Voters Deserve Say on Judges
April 25th, 2008
Mike Dean has a good column in the Journal Sentinel.
And so, inevitably, we now hear the calls to remove judicial selection from the soiled hands of voters and delegate it to panels of impartial experts uncorrupted by political loyalties and beyond ideological taint. These “experts” would be lawyers, judges, legislators and other insiders, of course, and the unconcealable purpose of the alleged reform is to make sure nothing like the Butler sacking ever happens again.
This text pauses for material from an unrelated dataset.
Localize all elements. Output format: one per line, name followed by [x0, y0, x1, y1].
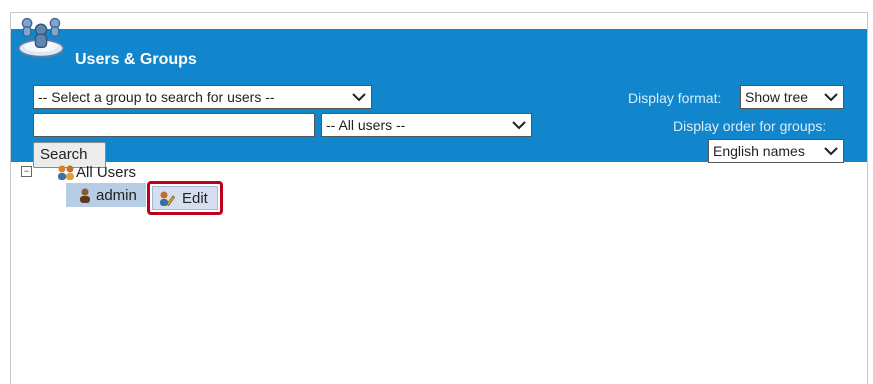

An expansionist judiciary is useful primarily to those advocating unpopular ideas as a tool to undo or supersede choices made by voters, by elected legislative bodies or by social consensus. On rare occasions, some things do need undoing (the Supreme Court’s own disaster in Plessy vs. Ferguson, for example, which it later had to undo in Brown vs. Board of Education), but far more often the results are troublesome.
Not by coincidence, an expansionist judiciary removes societal decisions from the people at large, enabling outcomes to which they demonstrably would not otherwise consent. Since the periodic need to face those pesky voters is the only barrier separating an aggressive judiciary from untrammeled freedom to order up its desired outcomes, it is hardly surprising that the coalescing legal oligarchy would like to remove from the voters’ hands yet one more decision: determining who will be the judges.
The degree of impartiality to be expected from such a process may be fairly inferred from the intensity of its proponents’ support for Butler and their reaction to his defeat. One can hardly imagine the same degree of exasperation if a judge dedicated to applying, rather than making the law, had been voted off the bench.
Apparently unaware that elected state judiciaries was a populist anti-slavery strategy to begin with, the usual suspects are reacting to Butler’s defeat by proposing mechanisms that would eliminate any risk of future setbacks; mechanisms that would allow judges to escape having to face the voters at all. In other words, a maneuver to further insulate the least accountable branch of government, gussied up as reform.
Jefferson’s warning cannot be ignored. It is up to the people to ensure that the most chilling aspects of his prophecy are not realized.